- Washington is the top cherry-producing state, with 2012 production forecast at 235 million tons, followed by California, where 2012 production is forecast at 85 million tons.
It’s only been four months since the historic U.S.-Korea free trade agreement (KORUS) removed two thirds of the tariffs imposed on U.S. food and agricultural products exported to South Korea. But already, sales of U.S. fresh cherries are on the rise. The elimination of a 24-percent import duty on cherries – along with marketing support from the U.S. cherry industry and the Foreign Agricultural Service (FAS) in Seoul – is helping boost U.S. cherry sales in Korea to record levels.
“USDA resident cooperator Northwest Cherry Growers (NWCG), Korean retailers and U.S. exporters have all made successful efforts to promote cherries this season,” said Michael Fay, director of the Agricultural Trade Office (ATO) in Seoul. “Korean cherry imports from the United States for the first five months of 2012 totaled $13.2 million, compared with $8.3 million for the same period in 2011.”
Large Korean retailers have staged sales promotions of U.S. cherries in partnership with NWCG and other cherry grower organizations. USDA’s Market Access Program (MAP) and Foreign Market Development (FMD) program help fund these promotional activities. Recently, NWCG declared July 2 as “Cherry Day,” which is a clever play on words because the date “7/2” in Korean sounds similar to the word “cherry,” Fay said.
Lotte Mart, a popular discount chain store in Korea, reported U.S. fresh cherries were the top selling item in its fresh imported fruit section in June, accounting for about 36 percent of sales and surpassing bananas for the first time.
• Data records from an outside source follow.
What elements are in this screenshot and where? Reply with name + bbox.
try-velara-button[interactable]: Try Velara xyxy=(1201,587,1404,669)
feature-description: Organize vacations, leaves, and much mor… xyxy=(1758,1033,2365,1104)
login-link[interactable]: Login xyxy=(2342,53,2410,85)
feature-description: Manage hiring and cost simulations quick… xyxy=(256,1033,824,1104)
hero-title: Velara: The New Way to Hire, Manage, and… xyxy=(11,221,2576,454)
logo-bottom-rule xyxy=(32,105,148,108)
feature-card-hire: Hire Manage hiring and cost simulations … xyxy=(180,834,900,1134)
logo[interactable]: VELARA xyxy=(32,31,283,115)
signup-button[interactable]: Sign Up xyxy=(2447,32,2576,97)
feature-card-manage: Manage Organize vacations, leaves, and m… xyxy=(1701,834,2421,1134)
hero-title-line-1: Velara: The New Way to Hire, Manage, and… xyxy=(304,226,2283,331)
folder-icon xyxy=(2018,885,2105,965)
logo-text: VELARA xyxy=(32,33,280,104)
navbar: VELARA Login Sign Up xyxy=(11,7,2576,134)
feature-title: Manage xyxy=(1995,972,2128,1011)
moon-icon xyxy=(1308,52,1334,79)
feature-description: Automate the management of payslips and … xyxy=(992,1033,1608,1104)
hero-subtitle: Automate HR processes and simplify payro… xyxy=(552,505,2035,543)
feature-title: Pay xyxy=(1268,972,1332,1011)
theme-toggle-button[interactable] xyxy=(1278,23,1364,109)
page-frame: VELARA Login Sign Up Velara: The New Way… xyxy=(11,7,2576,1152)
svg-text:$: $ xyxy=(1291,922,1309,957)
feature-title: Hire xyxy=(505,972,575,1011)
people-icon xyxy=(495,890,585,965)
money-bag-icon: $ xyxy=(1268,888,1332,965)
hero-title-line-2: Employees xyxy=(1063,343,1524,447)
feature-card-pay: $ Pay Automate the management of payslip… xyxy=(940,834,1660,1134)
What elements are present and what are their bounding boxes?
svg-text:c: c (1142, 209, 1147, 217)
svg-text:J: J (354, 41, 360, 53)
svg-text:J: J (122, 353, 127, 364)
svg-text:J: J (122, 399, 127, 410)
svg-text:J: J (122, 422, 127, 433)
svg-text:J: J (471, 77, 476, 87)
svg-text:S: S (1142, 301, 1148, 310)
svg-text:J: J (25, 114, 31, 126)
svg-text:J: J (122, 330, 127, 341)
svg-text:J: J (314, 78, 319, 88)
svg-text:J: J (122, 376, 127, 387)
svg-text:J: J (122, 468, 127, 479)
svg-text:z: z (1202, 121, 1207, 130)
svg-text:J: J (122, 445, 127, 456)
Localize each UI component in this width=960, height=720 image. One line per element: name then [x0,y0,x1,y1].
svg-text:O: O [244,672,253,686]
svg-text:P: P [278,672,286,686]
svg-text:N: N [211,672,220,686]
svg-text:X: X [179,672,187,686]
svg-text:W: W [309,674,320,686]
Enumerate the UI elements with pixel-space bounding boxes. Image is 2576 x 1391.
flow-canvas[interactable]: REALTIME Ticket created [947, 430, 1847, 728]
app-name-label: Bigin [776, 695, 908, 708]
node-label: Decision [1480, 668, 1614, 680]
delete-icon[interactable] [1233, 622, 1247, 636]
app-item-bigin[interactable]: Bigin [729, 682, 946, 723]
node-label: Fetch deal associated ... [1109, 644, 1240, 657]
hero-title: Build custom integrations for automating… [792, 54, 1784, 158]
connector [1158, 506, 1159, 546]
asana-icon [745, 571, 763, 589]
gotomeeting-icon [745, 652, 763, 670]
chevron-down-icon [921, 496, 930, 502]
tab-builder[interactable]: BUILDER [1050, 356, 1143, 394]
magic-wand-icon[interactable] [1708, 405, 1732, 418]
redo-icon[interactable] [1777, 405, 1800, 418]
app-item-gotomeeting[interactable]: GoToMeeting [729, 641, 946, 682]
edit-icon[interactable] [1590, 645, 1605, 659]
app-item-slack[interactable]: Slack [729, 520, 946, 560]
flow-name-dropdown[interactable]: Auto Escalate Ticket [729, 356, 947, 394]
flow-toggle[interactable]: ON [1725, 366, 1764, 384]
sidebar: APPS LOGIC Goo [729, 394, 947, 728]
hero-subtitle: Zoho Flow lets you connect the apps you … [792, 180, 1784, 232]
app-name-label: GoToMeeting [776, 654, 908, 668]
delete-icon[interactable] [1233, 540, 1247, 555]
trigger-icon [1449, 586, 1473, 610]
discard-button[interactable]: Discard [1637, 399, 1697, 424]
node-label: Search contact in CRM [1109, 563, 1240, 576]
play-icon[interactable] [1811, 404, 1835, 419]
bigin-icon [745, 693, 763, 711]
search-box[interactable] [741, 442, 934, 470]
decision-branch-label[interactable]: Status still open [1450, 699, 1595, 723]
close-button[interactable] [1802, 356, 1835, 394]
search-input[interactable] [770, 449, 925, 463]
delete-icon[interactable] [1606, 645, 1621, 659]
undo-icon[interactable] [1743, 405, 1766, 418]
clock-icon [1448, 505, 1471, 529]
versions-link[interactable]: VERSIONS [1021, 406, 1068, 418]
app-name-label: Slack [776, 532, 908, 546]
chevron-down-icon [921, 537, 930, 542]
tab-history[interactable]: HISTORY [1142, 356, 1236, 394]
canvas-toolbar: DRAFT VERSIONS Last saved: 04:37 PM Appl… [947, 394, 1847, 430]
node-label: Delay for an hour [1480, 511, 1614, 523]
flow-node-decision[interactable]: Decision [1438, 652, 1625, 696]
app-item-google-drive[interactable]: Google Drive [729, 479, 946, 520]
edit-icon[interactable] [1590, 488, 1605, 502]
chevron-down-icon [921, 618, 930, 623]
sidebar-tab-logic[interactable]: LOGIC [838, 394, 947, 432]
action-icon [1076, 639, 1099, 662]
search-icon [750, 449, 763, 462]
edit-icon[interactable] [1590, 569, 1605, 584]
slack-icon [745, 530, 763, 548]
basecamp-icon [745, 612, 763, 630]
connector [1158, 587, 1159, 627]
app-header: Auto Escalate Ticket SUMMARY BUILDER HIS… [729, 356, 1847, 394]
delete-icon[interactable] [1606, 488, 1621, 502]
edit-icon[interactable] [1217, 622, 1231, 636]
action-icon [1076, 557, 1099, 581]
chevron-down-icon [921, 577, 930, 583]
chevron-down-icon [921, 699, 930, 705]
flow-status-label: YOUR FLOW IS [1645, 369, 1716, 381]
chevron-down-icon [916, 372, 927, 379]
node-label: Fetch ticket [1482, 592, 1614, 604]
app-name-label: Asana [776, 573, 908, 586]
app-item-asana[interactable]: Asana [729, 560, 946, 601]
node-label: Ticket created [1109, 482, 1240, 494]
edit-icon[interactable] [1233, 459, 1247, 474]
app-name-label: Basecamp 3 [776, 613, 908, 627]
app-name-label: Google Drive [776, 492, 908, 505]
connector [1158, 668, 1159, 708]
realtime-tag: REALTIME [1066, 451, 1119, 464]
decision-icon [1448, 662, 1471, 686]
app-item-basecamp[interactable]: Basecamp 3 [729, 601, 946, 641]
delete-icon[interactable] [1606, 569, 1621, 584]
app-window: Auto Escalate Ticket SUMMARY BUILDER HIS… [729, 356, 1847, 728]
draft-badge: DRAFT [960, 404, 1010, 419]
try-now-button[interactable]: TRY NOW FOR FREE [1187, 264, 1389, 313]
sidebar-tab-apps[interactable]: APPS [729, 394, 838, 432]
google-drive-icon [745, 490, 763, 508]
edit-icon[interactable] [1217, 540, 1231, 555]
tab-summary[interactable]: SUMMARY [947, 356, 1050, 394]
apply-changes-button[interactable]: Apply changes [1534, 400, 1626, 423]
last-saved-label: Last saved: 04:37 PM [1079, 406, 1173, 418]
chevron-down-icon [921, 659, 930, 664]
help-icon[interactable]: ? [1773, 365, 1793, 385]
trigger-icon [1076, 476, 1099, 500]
The total value of cherry sales was three times higher than the previous June.
Another large Korean discount chain, called E-Mart, began direct imports of U.S. cherries through a partnership with Stemilt Growers, a Washington state company that is the largest cherry supplier in the United States. Washington is the top cherry-producing state, with 2012 production forecast at 235 million tons, followed by California, where 2012 production is forecast at 85 million tons.
KORUS is one of the most significant trade agreements for the United States in decades and also eliminated tariffs on products such as wheat, corn, soybeans, cotton, almonds, orange juice and wine.
With a gross domestic product (GDP) of more than $1.4 trillion and a population of about 50 million, Korea is currently the world’s 12th-largest economy and the fifth-largest market for U.S. farm products. FAS recommends that U.S. agricultural exporters and those interested in expanding sales to international markets visit the ATO Seoul website to learn about the agreement, understand new tariff schedules, and gain other valuable information.
The KORUS trade deal, along with other efforts to promote U.S. exports, are helping level the playing field for American businesses abroad and create and sustain jobs in rural America. U.S. food and agricultural exports reached a record $137.4 billion in fiscal year 2011 and supported 1.15 million jobs here at home. The U.S. agricultural trade surplus stands at a record $42.7 billion.